X = df.drop("Rent", axis = 1)
We also have to divide the dataset in a certain ratio to create some data for training on
which model trains itself and some data for testing which the model uses to evaluate itself.
And to do that we’ll use the train_test_split method provided with the scikit learn Python
library.
X_train,X_test,y_train,y_test=train_test_split( X,y, train_size = 0.6, random_state = 1)
Using the above code we have split the dataset int o 60 percent of training data and 40
percent of testing data. Now you can create the Linear Regression model by just creating an
instance of the Linear Regression class.
lr = LinearRegression()
Now, let’s train the model using the training and testing data.
lr.fit(X_train,y_train)
With the completion of this step, we have successfully built our first ever simple machine
learning model in python.
Model evaluation
It’s time to look at the performance of our first ever machine learning model. Aren’t you
excited? Let’s decode the results using the following code.
lr.score(X_test, y_test)
We can conclude that our model has an accuracy of 41.52% which is not very promising but
a good start towards building an accurate machine learning model in python.
Model prediction
Now let’s use our model in a real world scenario. We are going to find out if our model is
able to predict the first row of training data and the Rent present in it. To do that we need
to create a new data frame with following code to contain only the first row of training data
which we are going to predict.
df_new = X_train[:1]
Now let’s see if our model can predict the Rent of our new data frame.
lr.predict(df_new)
Let’s compare it with the actual value using the code below
y_train[:1]
As you can see we are pretty close with our prediction although it’s not accurate. Moving
forward we can build upon this knowledge and create more accurate models using other ML
algorithms that would work best in this case like the Random Forest algorithm.
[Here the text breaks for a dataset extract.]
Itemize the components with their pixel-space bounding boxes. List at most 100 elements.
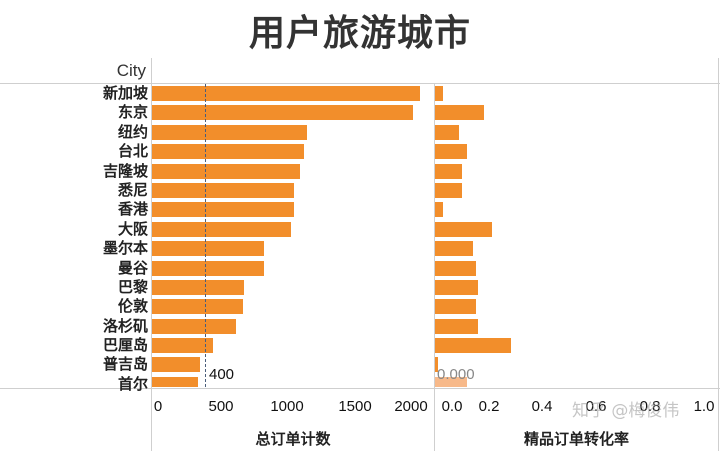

Role of online learning platforms
Implementing simple machine learning models in python is easy as we did above but to
build real world accurate models that can make human lives better, we have to gain
sophisticated knowledge of Machine Learning. This is where Great Learning’s Machine
Learning comes in. If you want to have a thorough knowledge of how machine learning
algorithms work and how real life accurate models are built, this course is for you. You can
opt in for the free version called Basics of Machine Learning and then built upon that
knowledge with their paid course called PGP in Machine Learning.
In summary
We implemented a simple machine learning model in python from scratch and learnt a lot
about how machine learning works and how models are built. Machine learning is a great
field to build your career in. And with the right guidance, you can become an ML Engineer
and work towards a brighter future when humans and AI thrive together.